身体の節々からは、濃密な酒の香りがする泡のような華と葉が生え始める。
【注意!昇華煙の濃度が濃すぎる為、アバターに影響が残る可能性があります】
【スキル【浄化】を使う事で影響を薄め、完全に消し去る事が可能です】
【スキル【Give Up】、【酒鬼顕現】が一時的に使用可能となりました】
【注意!具現煙の濃度が濃すぎる為、アバターに影響が残る可能性があります】
【スキル【鎮静】を使う事で影響を薄め、完全に消し去る事が可能です】
大量にログが流れると同時、私は空へと駆け上がる。
足裏には一瞬毎に酒気の足場を作り上げ、しかしながら一時的に私の身体へと降ろされた鬼の膂力によって砕かれ散っていく。
……うわ、凄く身体が軽い。『酩酊』も凄い勢いで溜まっていくけど。
世界を解かした鬼、『酒呑者』。
その力の一端を借り受け、一時的に自らの物とする『昇華 - 酒呑鬼の煙草』。
それらを補助する為に、濃い酒気を生み出し続ける『具現 - 泡酩華の煙草』。
酒気に特化した、今私が扱える最高の煙草2種の力を受け、私は空を駆ける。
「ルプス、一気に街の中に突っ込むから、その後アドリブいける?」
「勿論です。

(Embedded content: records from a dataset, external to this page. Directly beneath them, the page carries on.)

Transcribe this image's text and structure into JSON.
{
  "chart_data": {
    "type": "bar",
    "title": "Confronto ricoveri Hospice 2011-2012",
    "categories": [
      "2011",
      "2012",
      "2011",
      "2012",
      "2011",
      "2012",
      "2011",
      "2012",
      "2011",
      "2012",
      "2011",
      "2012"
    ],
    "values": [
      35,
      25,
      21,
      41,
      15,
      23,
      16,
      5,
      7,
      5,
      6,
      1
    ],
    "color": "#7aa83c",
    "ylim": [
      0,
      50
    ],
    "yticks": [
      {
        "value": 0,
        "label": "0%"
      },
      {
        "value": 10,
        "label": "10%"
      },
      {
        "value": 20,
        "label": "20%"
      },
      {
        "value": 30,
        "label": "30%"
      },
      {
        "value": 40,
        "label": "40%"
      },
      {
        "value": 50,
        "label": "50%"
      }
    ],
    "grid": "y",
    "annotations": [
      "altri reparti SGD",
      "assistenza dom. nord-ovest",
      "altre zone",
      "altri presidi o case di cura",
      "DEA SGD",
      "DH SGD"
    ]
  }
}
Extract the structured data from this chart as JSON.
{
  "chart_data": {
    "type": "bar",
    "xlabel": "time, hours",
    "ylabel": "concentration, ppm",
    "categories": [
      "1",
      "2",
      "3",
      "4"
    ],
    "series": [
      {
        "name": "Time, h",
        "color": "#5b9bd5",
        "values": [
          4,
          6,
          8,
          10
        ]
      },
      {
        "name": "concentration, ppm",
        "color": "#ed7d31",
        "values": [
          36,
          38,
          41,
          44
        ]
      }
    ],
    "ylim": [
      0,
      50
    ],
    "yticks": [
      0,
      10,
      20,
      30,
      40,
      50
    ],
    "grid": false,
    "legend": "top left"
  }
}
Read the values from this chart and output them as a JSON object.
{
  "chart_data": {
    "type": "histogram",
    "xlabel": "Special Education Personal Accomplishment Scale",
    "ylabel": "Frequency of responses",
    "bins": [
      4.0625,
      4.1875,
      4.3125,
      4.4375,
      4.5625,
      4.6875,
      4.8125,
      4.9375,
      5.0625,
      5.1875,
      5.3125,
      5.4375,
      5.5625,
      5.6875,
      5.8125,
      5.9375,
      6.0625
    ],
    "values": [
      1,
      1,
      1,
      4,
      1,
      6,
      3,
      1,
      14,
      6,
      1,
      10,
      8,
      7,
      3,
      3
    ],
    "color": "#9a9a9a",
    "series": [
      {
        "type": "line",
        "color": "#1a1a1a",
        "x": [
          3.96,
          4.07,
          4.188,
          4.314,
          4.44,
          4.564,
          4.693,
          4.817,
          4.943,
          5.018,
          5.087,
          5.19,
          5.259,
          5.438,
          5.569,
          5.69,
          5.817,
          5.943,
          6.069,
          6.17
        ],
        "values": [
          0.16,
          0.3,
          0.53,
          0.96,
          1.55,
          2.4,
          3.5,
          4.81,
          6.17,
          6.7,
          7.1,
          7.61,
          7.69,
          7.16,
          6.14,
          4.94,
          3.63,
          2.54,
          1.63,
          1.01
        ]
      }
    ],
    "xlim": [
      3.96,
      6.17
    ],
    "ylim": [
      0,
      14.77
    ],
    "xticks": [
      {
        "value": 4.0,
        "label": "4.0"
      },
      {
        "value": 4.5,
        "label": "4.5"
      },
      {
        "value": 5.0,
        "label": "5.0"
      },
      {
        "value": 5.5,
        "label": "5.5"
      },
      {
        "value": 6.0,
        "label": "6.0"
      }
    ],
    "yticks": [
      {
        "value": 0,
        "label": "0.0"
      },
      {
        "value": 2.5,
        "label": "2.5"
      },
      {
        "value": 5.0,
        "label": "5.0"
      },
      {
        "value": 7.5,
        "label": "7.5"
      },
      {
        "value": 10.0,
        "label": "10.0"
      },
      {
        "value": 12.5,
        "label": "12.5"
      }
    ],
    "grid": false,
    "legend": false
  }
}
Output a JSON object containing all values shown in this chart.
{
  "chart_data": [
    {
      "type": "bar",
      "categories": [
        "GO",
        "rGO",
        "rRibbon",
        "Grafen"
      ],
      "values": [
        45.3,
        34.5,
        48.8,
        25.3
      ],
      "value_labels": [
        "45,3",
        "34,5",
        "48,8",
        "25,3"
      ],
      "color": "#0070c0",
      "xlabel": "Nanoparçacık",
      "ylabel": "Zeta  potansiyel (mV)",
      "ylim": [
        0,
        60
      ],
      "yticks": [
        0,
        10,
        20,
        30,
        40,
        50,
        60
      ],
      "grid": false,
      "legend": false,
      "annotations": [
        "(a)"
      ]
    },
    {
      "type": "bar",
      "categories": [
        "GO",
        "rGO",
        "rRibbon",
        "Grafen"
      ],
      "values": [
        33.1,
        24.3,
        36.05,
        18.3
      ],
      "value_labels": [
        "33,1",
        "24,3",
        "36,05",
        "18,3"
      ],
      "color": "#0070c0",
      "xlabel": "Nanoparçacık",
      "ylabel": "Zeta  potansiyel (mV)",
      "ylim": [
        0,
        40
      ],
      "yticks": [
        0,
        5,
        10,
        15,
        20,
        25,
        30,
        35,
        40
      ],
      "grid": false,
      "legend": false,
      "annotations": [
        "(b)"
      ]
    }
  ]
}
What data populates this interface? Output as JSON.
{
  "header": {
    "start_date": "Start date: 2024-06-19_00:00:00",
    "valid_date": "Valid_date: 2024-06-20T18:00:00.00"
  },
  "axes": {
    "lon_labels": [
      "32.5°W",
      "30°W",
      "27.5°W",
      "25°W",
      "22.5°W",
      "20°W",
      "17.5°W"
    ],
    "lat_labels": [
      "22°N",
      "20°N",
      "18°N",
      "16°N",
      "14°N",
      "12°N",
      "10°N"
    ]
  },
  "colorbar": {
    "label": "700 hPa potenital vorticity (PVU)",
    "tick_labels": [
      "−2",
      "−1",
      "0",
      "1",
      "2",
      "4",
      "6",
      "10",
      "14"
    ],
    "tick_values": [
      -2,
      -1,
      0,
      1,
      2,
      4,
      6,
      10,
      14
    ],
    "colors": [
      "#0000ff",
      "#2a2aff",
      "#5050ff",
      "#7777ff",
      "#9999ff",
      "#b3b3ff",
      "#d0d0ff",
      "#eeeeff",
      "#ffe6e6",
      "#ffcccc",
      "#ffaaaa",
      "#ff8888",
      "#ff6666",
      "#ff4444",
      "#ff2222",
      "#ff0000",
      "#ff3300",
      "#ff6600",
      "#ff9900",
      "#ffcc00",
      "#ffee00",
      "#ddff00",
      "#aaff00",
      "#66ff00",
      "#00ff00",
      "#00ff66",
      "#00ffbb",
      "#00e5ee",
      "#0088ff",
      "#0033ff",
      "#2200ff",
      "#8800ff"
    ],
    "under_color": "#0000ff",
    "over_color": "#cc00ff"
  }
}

周囲の酒気は自由に使っても?」
「良いよ。寧ろ、私だけじゃ扱い切れないかもしれないしね」
頑張って着いてきているルプスに対し、私は酒気の腕を背中側から伸ばす事で彼女を掴み、加速する。
彼女には申し訳ないが、少しでも早く一緒に到達する為にはこうした方が良い。
……おっと、かなり変わってるな。魚人の街って感じだ。
そうして辿り着いたのは、海中でも見た石造りの都市の直上辺り。
しかしながら、人気の無かった都市の内部には大量の敵性モブが出現しているのが観えてしまった。
そして、中央区。祭壇があったと思われる場所には、紅い何かが触腕と共に蠢いているのが観える。
流石にそこに直接降りる事は出来ないだろう。
だからこそ、少し遠回りにはなってしまうものの離れた位置へと狙いをつける。
「――ッ」
無言で、しかし一度息を大きく吸った上で。
私はそのまま、空中から落下した。
垂直落下。都市の外周部へと素の状態で降りて行き……私達の事に気が付いた魚人達が落下地点へと群がってくるのを確認して、
「先行します」
「任せる」
ルプスが、群青の狼と化して酒気の腕から抜け出すと共にその中へと突っ込んでいく。
魚人達を蹂躙した時のように酒気の腕を数本背中から生やしつつ、その全てに自身の持つ『酒呑帯』と似た形状の酒気の大太刀を持たせながら落下し、
「邪魔です」
一閃。
複数の太刀筋が、それ以上の数の魚人達を斬り裂き光の粒子へと変える。
そうして出来たちょっとした広場へと降り立つと同時。
私は指を耳飾りへと這わせ、
「『変われ』」
刀を抜いた。
怨念が刀として具現化し、斬り付けた者の力を吸い自身の物とする妖刀であり魔刀。
ルプスと一瞬視線を交わし、お互いに刀を構え走り出す。
目指すは、都市の中心部。祭壇の在った、触腕の塊が居る場所へ。